Frieden, Imperialismus, Hitler-Stalin-Pakt

Trotz des Krieges gegen die Ukraine hoffen Westeuropäer auf den – angeblichen – russischen Friedenswillen. 

Von Wolfgang Mayr

Der russische Kriegsherr Putin zieht rote Linien, sekundiert von der BSW-Genossin Sahra Wagenknecht und AfD-Kameraden Tino Chrupalla. Dabei begleitet von “einschlägigen” Medien wie Telepolis, Nachdenkseiten oder der “Berliner Zeitung”.

Gemeinsam verbreiten sie die russische Erzählung vom russischen Friedenswillen. Der Vergewaltiger und Mörder möchte den Frieden? Wenig glaubwürdig, findet Philomena Grassl. Sie lebt im georgischen Tbilisi und erlebt, wie Russland und seine georgischen Partner die georgische Emanzipation erfolgreich zu verhindern wissen. 

Im online-Magazin “Geschichte der Gegenwart” warnt Grassl vor der angeblichen “russischen Friedenspolitik”. Ihre These, in einer Diktatur kann es keinen Frieden geben. Das russische Regime und sein georgischer Ableger missbrauchen den Begriff Frieden: “Wer sich Russland unterwirft, der soll mit ´Frieden´ belohnt werden.

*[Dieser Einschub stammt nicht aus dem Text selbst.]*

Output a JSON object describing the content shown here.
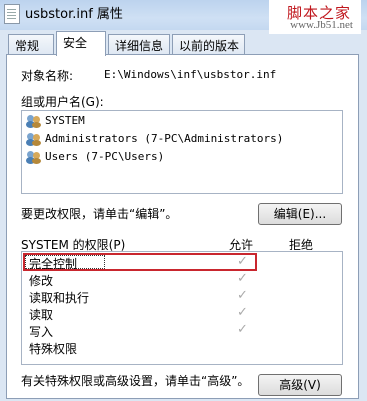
{
  "window": {
    "title": "usbstor.inf 属性"
  },
  "watermark": {
    "line1": "脚本之家",
    "line2": "www.Jb51.net"
  },
  "tabs": [
    {
      "label": "常规"
    },
    {
      "label": "安全"
    },
    {
      "label": "详细信息"
    },
    {
      "label": "以前的版本"
    }
  ],
  "object": {
    "label": "对象名称:",
    "value": "E:\\Windows\\inf\\usbstor.inf"
  },
  "groups": {
    "label": "组或用户名(G):",
    "items": [
      {
        "name": "SYSTEM"
      },
      {
        "name": "Administrators (7-PC\\Administrators)"
      },
      {
        "name": "Users (7-PC\\Users)"
      }
    ]
  },
  "edit": {
    "hint": "要更改权限，请单击“编辑”。",
    "button": "编辑(E)..."
  },
  "permissions": {
    "label": "SYSTEM 的权限(P)",
    "allow_header": "允许",
    "deny_header": "拒绝",
    "rows": [
      {
        "name": "完全控制",
        "allow": "✓"
      },
      {
        "name": "修改",
        "allow": "✓"
      },
      {
        "name": "读取和执行",
        "allow": "✓"
      },
      {
        "name": "读取",
        "allow": "✓"
      },
      {
        "name": "写入",
        "allow": "✓"
      },
      {
        "name": "特殊权限",
        "allow": ""
      }
    ]
  },
  "advanced": {
    "hint": "有关特殊权限或高级设置，请单击“高级”。",
    "button": "高级(V)"
  },
  "colors": {
    "highlight": "#c9262e",
    "watermark": "#c0171d"
  }
}
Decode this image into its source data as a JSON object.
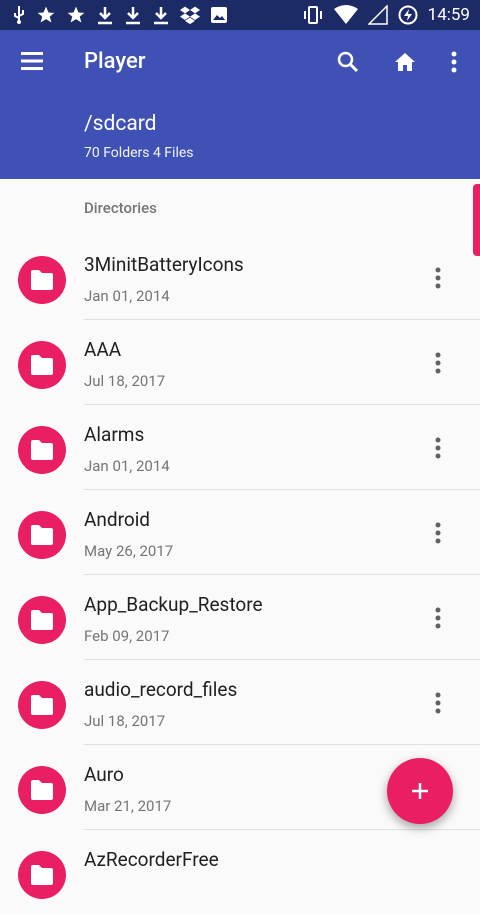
{
  "status_bar": {
    "time": "14:59",
    "icons": [
      "usb-icon",
      "star-icon",
      "star-icon",
      "download-icon",
      "download-icon",
      "download-icon",
      "dropbox-icon",
      "image-icon",
      "vibrate-icon",
      "wifi-icon",
      "signal-icon",
      "battery-charging-icon"
    ]
  },
  "app_bar": {
    "title": "Player",
    "path": "/sdcard",
    "counts": "70 Folders 4 Files",
    "actions": [
      "search-icon",
      "home-icon",
      "more-vert-icon"
    ]
  },
  "section_label": "Directories",
  "items": [
    {
      "name": "3MinitBatteryIcons",
      "date": "Jan 01, 2014"
    },
    {
      "name": "AAA",
      "date": "Jul 18, 2017"
    },
    {
      "name": "Alarms",
      "date": "Jan 01, 2014"
    },
    {
      "name": "Android",
      "date": "May 26, 2017"
    },
    {
      "name": "App_Backup_Restore",
      "date": "Feb 09, 2017"
    },
    {
      "name": "audio_record_files",
      "date": "Jul 18, 2017"
    },
    {
      "name": "Auro",
      "date": "Mar 21, 2017"
    },
    {
      "name": "AzRecorderFree",
      "date": ""
    }
  ],
  "colors": {
    "status_bar": "#1c2a66",
    "primary": "#3f51b5",
    "accent": "#e91e63",
    "background": "#fafafa"
  },
  "fab": {
    "icon": "add-icon"
  }
}
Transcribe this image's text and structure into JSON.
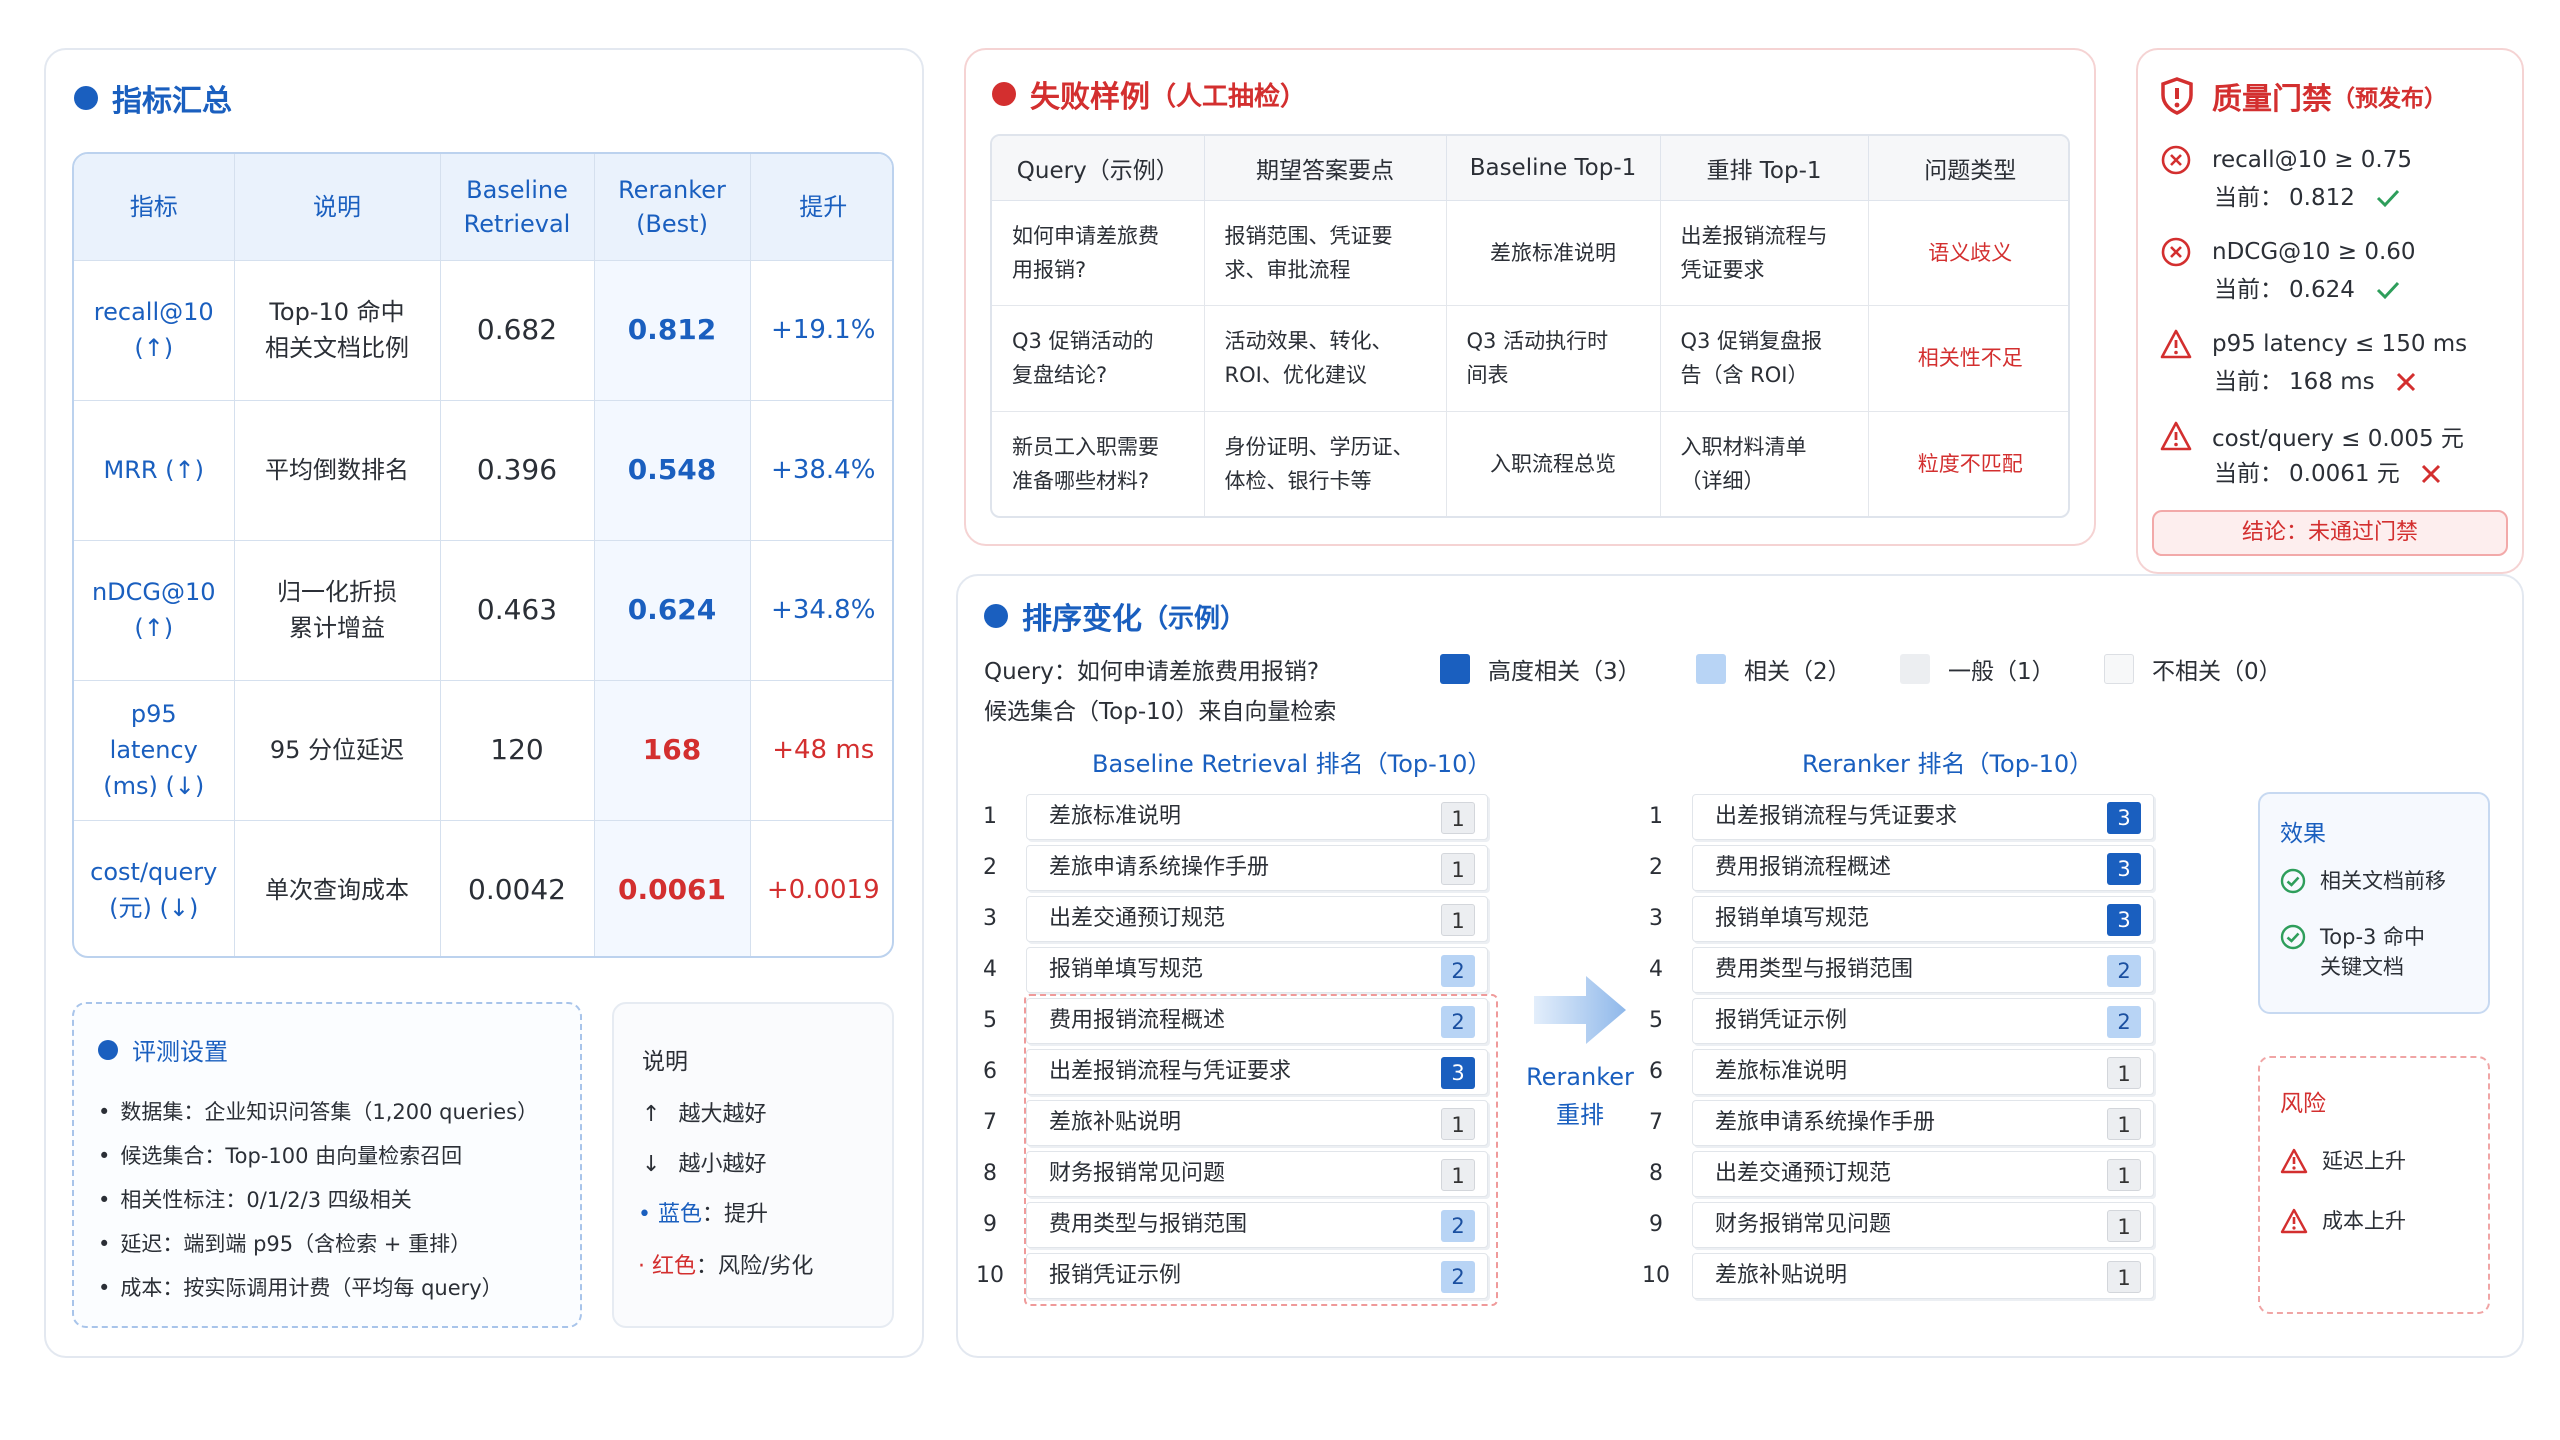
{
  "metrics": {
    "title": "指标汇总",
    "headers": [
      "指标",
      "说明",
      "Baseline Retrieval",
      "Reranker (Best)",
      "提升"
    ],
    "rows": [
      {
        "metric": "recall@10 (↑)",
        "desc": "Top-10 命中 相关文档比例",
        "baseline": "0.682",
        "reranker": "0.812",
        "gain": "+19.1%",
        "bad": false
      },
      {
        "metric": "MRR (↑)",
        "desc": "平均倒数排名",
        "baseline": "0.396",
        "reranker": "0.548",
        "gain": "+38.4%",
        "bad": false
      },
      {
        "metric": "nDCG@10 (↑)",
        "desc": "归一化折损 累计增益",
        "baseline": "0.463",
        "reranker": "0.624",
        "gain": "+34.8%",
        "bad": false
      },
      {
        "metric": "p95 latency (ms) (↓)",
        "desc": "95 分位延迟",
        "baseline": "120",
        "reranker": "168",
        "gain": "+48 ms",
        "bad": true
      },
      {
        "metric": "cost/query (元) (↓)",
        "desc": "单次查询成本",
        "baseline": "0.0042",
        "reranker": "0.0061",
        "gain": "+0.0019",
        "bad": true
      }
    ]
  },
  "settings": {
    "title": "评测设置",
    "items": [
      "数据集：企业知识问答集（1,200 queries）",
      "候选集合：Top-100 由向量检索召回",
      "相关性标注：0/1/2/3 四级相关",
      "延迟：端到端 p95（含检索 + 重排）",
      "成本：按实际调用计费（平均每 query）"
    ]
  },
  "legend": {
    "title": "说明",
    "up": "越大越好",
    "down": "越小越好",
    "blue_label": "蓝色",
    "blue_text": "：提升",
    "red_label": "红色",
    "red_text": "：风险/劣化"
  },
  "failures": {
    "title": "失败样例",
    "title_sub": "（人工抽检）",
    "headers": [
      "Query（示例）",
      "期望答案要点",
      "Baseline Top-1",
      "重排 Top-1",
      "问题类型"
    ],
    "rows": [
      {
        "query": "如何申请差旅费用报销?",
        "expected": "报销范围、凭证要求、审批流程",
        "baseline": "差旅标准说明",
        "rerank": "出差报销流程与凭证要求",
        "issue": "语义歧义"
      },
      {
        "query": "Q3 促销活动的复盘结论?",
        "expected": "活动效果、转化、ROI、优化建议",
        "baseline": "Q3 活动执行时间表",
        "rerank": "Q3 促销复盘报告（含 ROI）",
        "issue": "相关性不足"
      },
      {
        "query": "新员工入职需要准备哪些材料?",
        "expected": "身份证明、学历证、体检、银行卡等",
        "baseline": "入职流程总览",
        "rerank": "入职材料清单（详细）",
        "issue": "粒度不匹配"
      }
    ]
  },
  "gate": {
    "title": "质量门禁",
    "title_sub": "（预发布）",
    "items": [
      {
        "criterion": "recall@10 ≥ 0.75",
        "current_label": "当前：",
        "current": "0.812",
        "pass": true,
        "icon": "x-circle-icon"
      },
      {
        "criterion": "nDCG@10 ≥ 0.60",
        "current_label": "当前：",
        "current": "0.624",
        "pass": true,
        "icon": "x-circle-icon"
      },
      {
        "criterion": "p95 latency ≤ 150 ms",
        "current_label": "当前：",
        "current": "168 ms",
        "pass": false,
        "icon": "warning-icon"
      },
      {
        "criterion": "cost/query ≤ 0.005 元",
        "current_label": "当前：",
        "current": "0.0061 元",
        "pass": false,
        "icon": "warning-icon"
      }
    ],
    "verdict": "结论：未通过门禁"
  },
  "ranking": {
    "title": "排序变化",
    "title_sub": "（示例）",
    "query": "Query：如何申请差旅费用报销?",
    "candidates": "候选集合（Top-10）来自向量检索",
    "legend": [
      {
        "label": "高度相关（3）",
        "color": "#1a5fbf"
      },
      {
        "label": "相关（2）",
        "color": "#b8d4f5"
      },
      {
        "label": "一般（1）",
        "color": "#eceef1"
      },
      {
        "label": "不相关（0）",
        "color": "#f7f8f9"
      }
    ],
    "baseline_title": "Baseline Retrieval 排名（Top-10）",
    "reranker_title": "Reranker 排名（Top-10）",
    "arrow_label_1": "Reranker",
    "arrow_label_2": "重排",
    "baseline": [
      {
        "rank": "1",
        "doc": "差旅标准说明",
        "score": "1"
      },
      {
        "rank": "2",
        "doc": "差旅申请系统操作手册",
        "score": "1"
      },
      {
        "rank": "3",
        "doc": "出差交通预订规范",
        "score": "1"
      },
      {
        "rank": "4",
        "doc": "报销单填写规范",
        "score": "2"
      },
      {
        "rank": "5",
        "doc": "费用报销流程概述",
        "score": "2"
      },
      {
        "rank": "6",
        "doc": "出差报销流程与凭证要求",
        "score": "3"
      },
      {
        "rank": "7",
        "doc": "差旅补贴说明",
        "score": "1"
      },
      {
        "rank": "8",
        "doc": "财务报销常见问题",
        "score": "1"
      },
      {
        "rank": "9",
        "doc": "费用类型与报销范围",
        "score": "2"
      },
      {
        "rank": "10",
        "doc": "报销凭证示例",
        "score": "2"
      }
    ],
    "reranker": [
      {
        "rank": "1",
        "doc": "出差报销流程与凭证要求",
        "score": "3"
      },
      {
        "rank": "2",
        "doc": "费用报销流程概述",
        "score": "3"
      },
      {
        "rank": "3",
        "doc": "报销单填写规范",
        "score": "3"
      },
      {
        "rank": "4",
        "doc": "费用类型与报销范围",
        "score": "2"
      },
      {
        "rank": "5",
        "doc": "报销凭证示例",
        "score": "2"
      },
      {
        "rank": "6",
        "doc": "差旅标准说明",
        "score": "1"
      },
      {
        "rank": "7",
        "doc": "差旅申请系统操作手册",
        "score": "1"
      },
      {
        "rank": "8",
        "doc": "出差交通预订规范",
        "score": "1"
      },
      {
        "rank": "9",
        "doc": "财务报销常见问题",
        "score": "1"
      },
      {
        "rank": "10",
        "doc": "差旅补贴说明",
        "score": "1"
      }
    ],
    "effect": {
      "title": "效果",
      "items": [
        "相关文档前移",
        "Top-3 命中 关键文档"
      ]
    },
    "risk": {
      "title": "风险",
      "items": [
        "延迟上升",
        "成本上升"
      ]
    }
  },
  "colors": {
    "accent": "#1a5fbf",
    "danger": "#d32f2f",
    "success": "#2e9e5b"
  }
}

Wer für proeuropäische Parteien stimmt, dem drohe das Schicksal der Ukraine. Also Krieg”. 

Damit schürte die pro-russische Partei “Georgischer Traum” vor den Parlamentswahlen die Angst im Land. Teilweise mit Wut reagierten die Oppositionellen auf die gezielte Angstmacherei.

Laut Grassl zeigt die georgische Gesellschaft ihre Stärke und ihren Zusammenhalt, die georgische Zivilgesellschaft braucht keine Anführer und keine Finanzierung (Stichwort Soros, gerne zitiert von Viktor Orban und Wladimir Putin) – “nur ein paar Feuerwerkskörper, die symbolisch stehen für ein endgültiges Aussterben der alten, sowjetischen Denkweise, und einen wirklichen Neuanfang ankündigen”. 

Tausende wagten und wagen sich auf die Straßen, trotz der aggressiven Polizeigewalt. Sie wollen nicht aufgeben, sie kämpfen um ihre Zukunft, skandierten die Protestierenden. Der Druck auf sie wächst: “Jetzt geht es darum, dass der Druck von innen standhalten kann, und von außen entschieden mit einer Nicht-Anerkennung der illegitimen Regierung und persönlichen Sanktionen gegen die Verantwortlichen reagiert wird, damit die zentrale Forderung, Neuwahlen abzuhalten, erfüllt wird”. 

Grassl ist überzeugt, mit dem “Georgischen Traum” kann es weder Frieden noch Stabilität geben. Nur Friedhofsruhe. Russland kontrolliert inzwischen nicht mehr nur Abchasien und Süd-Ossetien, russisch besetzt sei dem anti-georgischen Krieg 2008, sondern das ganze Land. Imperialismus pur.

Imperialistische Anti-Putin-Opposition

Nicht nur das Putin-Regime setzt unverhohlen auf den Imperialismus. Nicht viel weniger die Anti-Putin-Opposition, warnt die Osteuropa Historikerin Franziska Davies auf “Geschichte der Gegenwart”. Dieser Imperialismus wird ausgeblendet, “dadurch werden weiterhin russischen Perspektiven eine höhere Priorität eingeräumt als den von Russland Kolonisierten.”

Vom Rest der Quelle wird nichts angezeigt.